Subtle is my trump card and my power and my allure and my mantra. No matter how long it takes me to finally finish the sentence with the final long drawn out Ka–you will wait; you will wait until I am finished. My hook is in your mouth and you aren't leaving until I release you. Power delivered without fanfare is real power. I worked once at the Rockefeller Rock Resort hotel on St. John in the Virgin Islands. A road was being cut through the jungle on the mountain top over the hotel. The cut was new so from a distance you could see the line of the cut in the jungle. One morning David Rockefeller was out in a boat and he saw the line in the jungle over his hotel. "What's that?", he said. It was explained to him. Nothing more was said. That night a gang of laborers was dispatched in a truck with a portable generator and 55 gallon drums of green paint. The road was spray painted green. No order had been given by David Rockefeller. But the Big Man might have been displeased. That is power. Subtle power trumps all else.
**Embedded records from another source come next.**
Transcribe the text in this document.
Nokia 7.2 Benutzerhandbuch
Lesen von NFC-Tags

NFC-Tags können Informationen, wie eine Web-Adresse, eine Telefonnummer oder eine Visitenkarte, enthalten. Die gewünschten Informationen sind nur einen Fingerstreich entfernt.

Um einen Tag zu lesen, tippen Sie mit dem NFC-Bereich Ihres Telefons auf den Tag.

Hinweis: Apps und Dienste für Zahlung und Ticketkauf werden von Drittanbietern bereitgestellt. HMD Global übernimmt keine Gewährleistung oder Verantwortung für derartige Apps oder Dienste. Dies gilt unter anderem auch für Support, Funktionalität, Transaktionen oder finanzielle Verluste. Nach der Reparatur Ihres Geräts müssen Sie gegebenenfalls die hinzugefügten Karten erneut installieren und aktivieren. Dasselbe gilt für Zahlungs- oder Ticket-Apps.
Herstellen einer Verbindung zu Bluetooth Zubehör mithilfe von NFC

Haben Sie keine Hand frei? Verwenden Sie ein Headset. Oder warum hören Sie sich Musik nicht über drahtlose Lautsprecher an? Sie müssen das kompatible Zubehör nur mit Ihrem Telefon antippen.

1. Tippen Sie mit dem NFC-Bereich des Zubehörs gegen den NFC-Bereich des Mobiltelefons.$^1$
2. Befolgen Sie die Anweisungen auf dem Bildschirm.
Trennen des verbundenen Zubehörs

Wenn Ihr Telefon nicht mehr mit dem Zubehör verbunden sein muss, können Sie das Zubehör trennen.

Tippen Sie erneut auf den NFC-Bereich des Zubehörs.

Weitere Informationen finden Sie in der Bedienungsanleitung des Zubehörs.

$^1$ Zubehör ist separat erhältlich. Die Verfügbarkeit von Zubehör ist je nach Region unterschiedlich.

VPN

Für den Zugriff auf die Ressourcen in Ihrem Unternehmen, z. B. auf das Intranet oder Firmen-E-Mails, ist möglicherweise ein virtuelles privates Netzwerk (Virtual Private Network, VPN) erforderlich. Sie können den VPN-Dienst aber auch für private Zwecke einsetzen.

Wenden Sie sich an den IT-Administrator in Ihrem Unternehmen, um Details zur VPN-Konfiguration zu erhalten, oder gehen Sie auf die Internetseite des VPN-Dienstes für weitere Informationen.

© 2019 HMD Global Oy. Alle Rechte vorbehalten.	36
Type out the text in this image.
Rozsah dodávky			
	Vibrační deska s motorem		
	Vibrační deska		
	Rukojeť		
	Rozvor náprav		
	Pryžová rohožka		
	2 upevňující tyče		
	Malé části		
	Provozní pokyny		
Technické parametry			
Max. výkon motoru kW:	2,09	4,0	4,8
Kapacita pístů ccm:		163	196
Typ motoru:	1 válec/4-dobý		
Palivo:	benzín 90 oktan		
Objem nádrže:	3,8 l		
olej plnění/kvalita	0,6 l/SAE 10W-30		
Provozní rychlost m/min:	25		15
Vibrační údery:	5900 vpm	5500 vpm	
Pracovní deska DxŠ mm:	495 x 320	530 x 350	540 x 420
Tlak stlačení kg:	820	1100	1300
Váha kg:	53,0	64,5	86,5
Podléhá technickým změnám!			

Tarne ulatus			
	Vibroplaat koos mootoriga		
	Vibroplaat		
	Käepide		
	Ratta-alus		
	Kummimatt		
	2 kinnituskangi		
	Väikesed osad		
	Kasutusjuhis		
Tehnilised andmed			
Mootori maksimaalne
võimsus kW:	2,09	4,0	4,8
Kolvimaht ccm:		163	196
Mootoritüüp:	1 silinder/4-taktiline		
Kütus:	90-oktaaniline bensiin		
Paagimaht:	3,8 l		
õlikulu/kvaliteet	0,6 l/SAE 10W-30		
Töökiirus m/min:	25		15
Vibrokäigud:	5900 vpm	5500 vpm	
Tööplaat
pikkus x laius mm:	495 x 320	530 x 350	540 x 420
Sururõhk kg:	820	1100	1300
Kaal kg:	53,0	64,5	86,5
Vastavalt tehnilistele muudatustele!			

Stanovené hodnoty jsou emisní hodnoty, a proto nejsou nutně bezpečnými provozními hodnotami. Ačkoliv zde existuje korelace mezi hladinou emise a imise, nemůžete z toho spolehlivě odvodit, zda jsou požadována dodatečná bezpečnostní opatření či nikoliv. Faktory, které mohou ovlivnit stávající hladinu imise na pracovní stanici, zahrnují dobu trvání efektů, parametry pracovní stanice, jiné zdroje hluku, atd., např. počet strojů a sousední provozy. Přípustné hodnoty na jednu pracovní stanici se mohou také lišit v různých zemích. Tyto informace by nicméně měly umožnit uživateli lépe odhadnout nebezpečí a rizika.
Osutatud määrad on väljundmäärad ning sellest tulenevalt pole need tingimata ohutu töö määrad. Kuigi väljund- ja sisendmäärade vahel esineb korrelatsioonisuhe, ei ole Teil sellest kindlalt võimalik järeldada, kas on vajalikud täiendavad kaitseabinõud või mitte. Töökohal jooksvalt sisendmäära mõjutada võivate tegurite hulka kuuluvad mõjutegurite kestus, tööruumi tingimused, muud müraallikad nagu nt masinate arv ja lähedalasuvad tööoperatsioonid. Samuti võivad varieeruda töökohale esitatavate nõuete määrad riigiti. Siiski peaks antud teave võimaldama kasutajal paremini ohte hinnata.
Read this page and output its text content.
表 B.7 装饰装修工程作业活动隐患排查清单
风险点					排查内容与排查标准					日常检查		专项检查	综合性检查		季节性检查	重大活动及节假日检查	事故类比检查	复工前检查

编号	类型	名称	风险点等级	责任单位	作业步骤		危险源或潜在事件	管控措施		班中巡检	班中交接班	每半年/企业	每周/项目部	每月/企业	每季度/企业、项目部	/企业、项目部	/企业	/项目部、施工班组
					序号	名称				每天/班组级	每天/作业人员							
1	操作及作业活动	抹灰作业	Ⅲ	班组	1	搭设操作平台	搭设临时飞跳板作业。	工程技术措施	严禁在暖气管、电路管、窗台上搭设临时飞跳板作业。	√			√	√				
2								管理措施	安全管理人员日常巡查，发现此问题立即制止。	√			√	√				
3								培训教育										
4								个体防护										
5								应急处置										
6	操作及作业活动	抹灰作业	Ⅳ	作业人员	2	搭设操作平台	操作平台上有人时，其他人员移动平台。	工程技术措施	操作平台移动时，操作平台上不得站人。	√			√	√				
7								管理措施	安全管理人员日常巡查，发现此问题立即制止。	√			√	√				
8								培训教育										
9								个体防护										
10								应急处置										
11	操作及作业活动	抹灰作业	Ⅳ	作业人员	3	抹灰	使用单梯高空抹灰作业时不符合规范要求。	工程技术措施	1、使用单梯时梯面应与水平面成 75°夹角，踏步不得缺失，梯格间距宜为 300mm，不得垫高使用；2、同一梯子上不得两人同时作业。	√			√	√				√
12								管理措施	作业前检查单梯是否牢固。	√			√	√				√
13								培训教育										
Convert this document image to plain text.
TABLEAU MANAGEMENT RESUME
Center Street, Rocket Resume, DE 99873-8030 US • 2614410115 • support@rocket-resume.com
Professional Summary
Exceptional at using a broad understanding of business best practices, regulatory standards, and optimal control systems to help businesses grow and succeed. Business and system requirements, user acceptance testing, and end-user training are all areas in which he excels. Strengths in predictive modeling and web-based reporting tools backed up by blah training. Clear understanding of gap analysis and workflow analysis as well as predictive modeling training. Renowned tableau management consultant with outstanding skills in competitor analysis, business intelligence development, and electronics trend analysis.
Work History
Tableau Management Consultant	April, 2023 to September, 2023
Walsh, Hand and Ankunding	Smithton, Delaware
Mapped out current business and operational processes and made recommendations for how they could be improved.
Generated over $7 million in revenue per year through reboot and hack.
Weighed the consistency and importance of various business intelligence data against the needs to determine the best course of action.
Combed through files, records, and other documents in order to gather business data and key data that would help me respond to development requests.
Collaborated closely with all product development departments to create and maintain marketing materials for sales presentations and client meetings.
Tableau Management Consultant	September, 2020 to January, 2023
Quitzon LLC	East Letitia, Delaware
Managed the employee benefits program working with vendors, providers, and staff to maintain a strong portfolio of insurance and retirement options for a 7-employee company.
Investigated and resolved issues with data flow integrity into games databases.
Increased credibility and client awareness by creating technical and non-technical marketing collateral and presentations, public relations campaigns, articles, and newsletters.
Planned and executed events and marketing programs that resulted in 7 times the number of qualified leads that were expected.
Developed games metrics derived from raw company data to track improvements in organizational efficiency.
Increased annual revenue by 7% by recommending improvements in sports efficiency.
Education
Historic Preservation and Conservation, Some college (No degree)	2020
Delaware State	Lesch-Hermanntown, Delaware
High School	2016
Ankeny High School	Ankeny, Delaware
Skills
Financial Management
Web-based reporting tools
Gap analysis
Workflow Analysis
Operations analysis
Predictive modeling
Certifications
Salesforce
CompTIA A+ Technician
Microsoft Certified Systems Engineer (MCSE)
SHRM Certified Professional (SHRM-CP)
Twice a year I go to the Kingdom determined to not get jerked around, to not be played like a violin, to not fall for the slow talking, big smiling show of subtle manipulators with long black hair. And every year I lose. Subtle power corrupts because it infests and takes over without calling attention to itself. It's power replaces your power. One day I was walking up the sidewalk of soi 13 in Pattaya. It was about 2 in the afternoon. There was a group of bored bar girls sitting on a window sill next to the sidewalk. One of the girls was sitting with one leg crossed over the other leg. She was wearing an ankle to neck sprayed-on black lycra body suit. Hanging off one foot was a black velvet stripper heel with a little pink bow. As I was walking by the little brown foot moved–the shoe dangled. More subtle and more powerful you cannot get. "Nice shoes!" I said. "Thank you", she said. And I moved on. But that is not what I really wanted. What I really wanted to do was throw myself down on the sidewalk and grab her foot and shoe and rub it all over my face as I squirmed and burbled like a baby. Her subtle power would have trumped my public shame and my sense of personal dignity. One word from her and I would have been her slave.

So big black men with 'I'll fuck you eyes!' works; but subtle works too. I like subtle. I like Thailand.

Stickman says:

Dana, I'm sure if you look hard enough, you'll find what you are looking for in America.